After decades of working as a consultant to large commercial seafood companies, Howard Johnson wrote a white paper in the 1990s entitled, Seafood Sustainability: Why Industry Needs to get Engaged. In it, he suggested that the seafood industry needed to consider working more closely with the nascent conservation community rather than opposing their initiatives.
Johnson’s stance created a stir and the reaction worried him. Would he lose industry clients? Deciding to keep working toward sustainability behind the scenes, Johnson anonymously authored a global guide for the seafood industry that helped conservationist organizations better understand how the industry worked.

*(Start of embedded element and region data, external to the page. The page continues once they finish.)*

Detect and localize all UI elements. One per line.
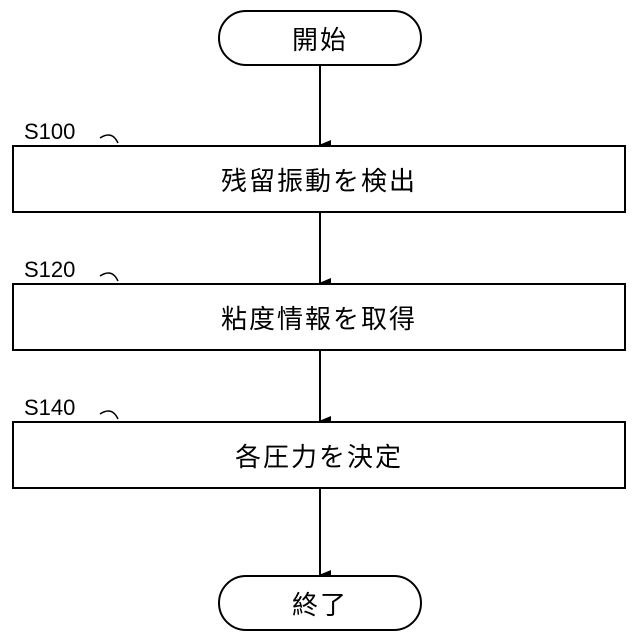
leader-s100 — [100, 135, 118, 143]
process-label-s120: 粘度情報を取得 — [221, 299, 417, 336]
process-box-s140: 各圧力を決定 — [12, 421, 626, 489]
process-box-s100: 残留振動を検出 — [12, 145, 626, 213]
start-label: 開始 — [292, 20, 348, 57]
end-terminal: 終了 — [218, 575, 422, 631]
leader-s120 — [100, 273, 118, 281]
process-box-s120: 粘度情報を取得 — [12, 283, 626, 351]
leader-s140 — [100, 411, 118, 419]
start-terminal: 開始 — [218, 10, 422, 66]
end-label: 終了 — [292, 585, 348, 622]
process-label-s140: 各圧力を決定 — [235, 437, 403, 474]
step-id-s120: S120 — [24, 259, 75, 281]
process-label-s100: 残留振動を検出 — [221, 161, 417, 198]
step-id-s140: S140 — [24, 397, 75, 419]
step-id-s100: S100 — [24, 121, 75, 143]
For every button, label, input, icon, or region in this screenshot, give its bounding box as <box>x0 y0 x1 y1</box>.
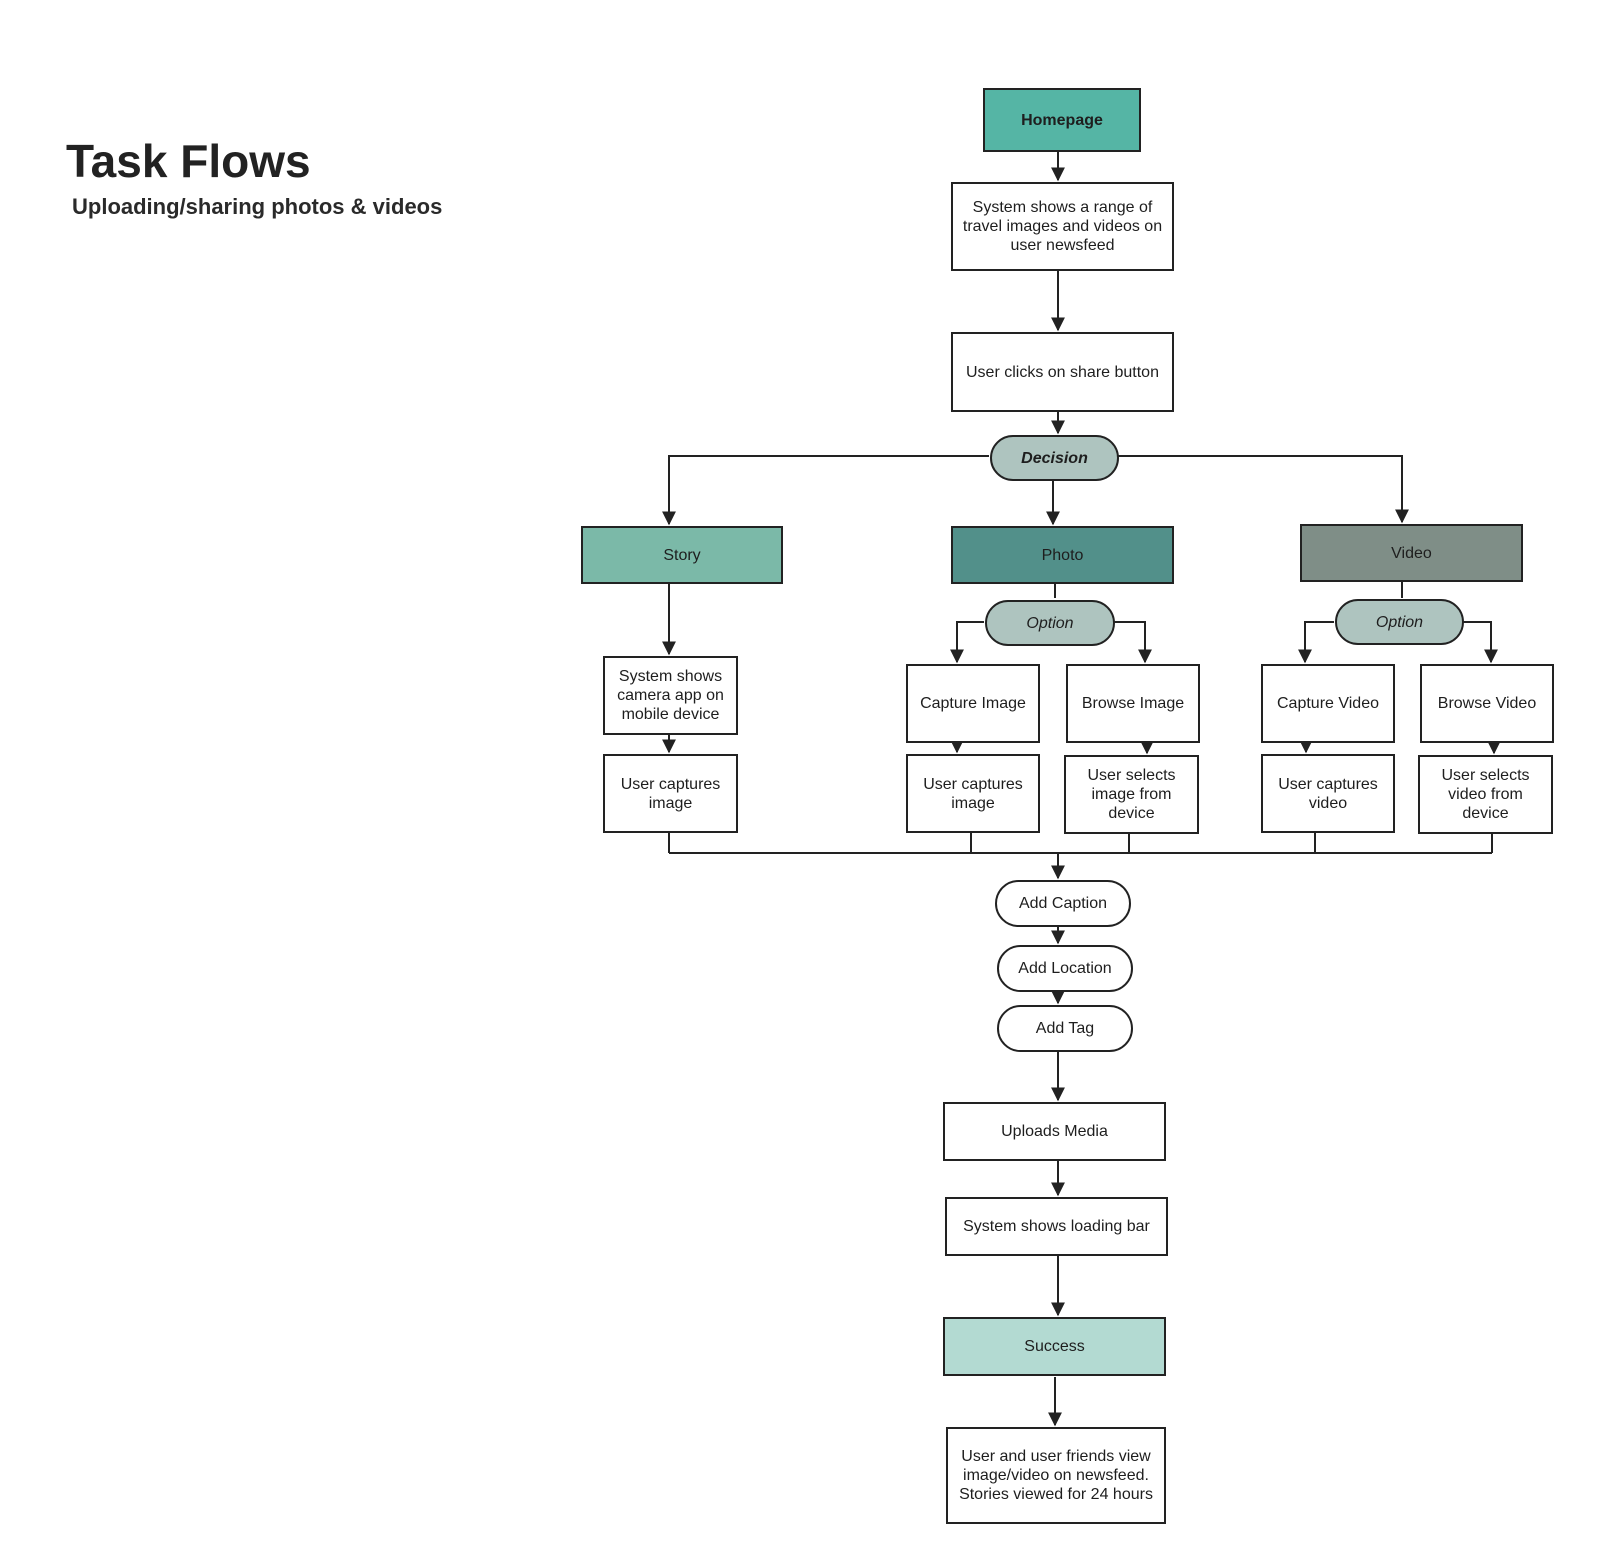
edge-decision-video <box>1117 455 1409 524</box>
node-loading: System shows loading bar <box>945 1197 1168 1256</box>
edge-photo-option-capture <box>950 621 984 664</box>
edge-video-option-capture <box>1298 621 1334 664</box>
node-photo-capture: User captures image <box>906 754 1040 833</box>
edge-decision-story <box>662 455 989 526</box>
node-camera-app: System shows camera app on mobile device <box>603 656 738 735</box>
node-uploads: Uploads Media <box>943 1102 1166 1161</box>
node-video-option: Option <box>1335 599 1464 645</box>
node-capture-video: Capture Video <box>1261 664 1395 743</box>
node-photo-option: Option <box>985 600 1115 646</box>
edge-video-option-browse <box>1462 621 1498 664</box>
node-capture-image: Capture Image <box>906 664 1040 743</box>
node-add-location: Add Location <box>997 945 1133 992</box>
node-newsfeed: System shows a range of travel images an… <box>951 182 1174 271</box>
node-success: Success <box>943 1317 1166 1376</box>
node-video-select: User selects video from device <box>1418 755 1553 834</box>
node-add-caption: Add Caption <box>995 880 1131 927</box>
edge-photo-option-browse <box>1114 621 1152 664</box>
node-story-capture: User captures image <box>603 754 738 833</box>
page-title: Task Flows <box>66 135 311 187</box>
node-homepage: Homepage <box>983 88 1141 152</box>
page-subtitle: Uploading/sharing photos & videos <box>72 194 443 219</box>
node-video: Video <box>1300 524 1523 582</box>
node-add-tag: Add Tag <box>997 1005 1133 1052</box>
node-story: Story <box>581 526 783 584</box>
node-video-capture: User captures video <box>1261 754 1395 833</box>
node-photo-select: User selects image from device <box>1064 755 1199 834</box>
node-decision: Decision <box>990 435 1119 481</box>
node-browse-video: Browse Video <box>1420 664 1554 743</box>
node-photo: Photo <box>951 526 1174 584</box>
node-browse-image: Browse Image <box>1066 664 1200 743</box>
node-share: User clicks on share button <box>951 332 1174 412</box>
node-final: User and user friends view image/video o… <box>946 1427 1166 1524</box>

As industry players realized there was a business case for adopting sustainable practices, Johnson decided to take the leap and forge an encore career. In 2007 Jim Cannon, the CEO of the San Francisco-based Sustainable Fisheries Partnership, convinced Johnson – 25 years Cannon’s senior – that he needed Johnson’s background, contacts and knowledge to help fulfill the mission of Cannon’s newly formed nongovernmental organization.
Johnson recalls: “Many of my colleagues in the seafood industry where surprised when I shut down my consulting business and referred further business to others. However, it was the right decision.”
Traveling the world, Johnson now advises CEOs and village fisherman alike, discussing sustainability across the supply chain and helping to develop new industry guidelines.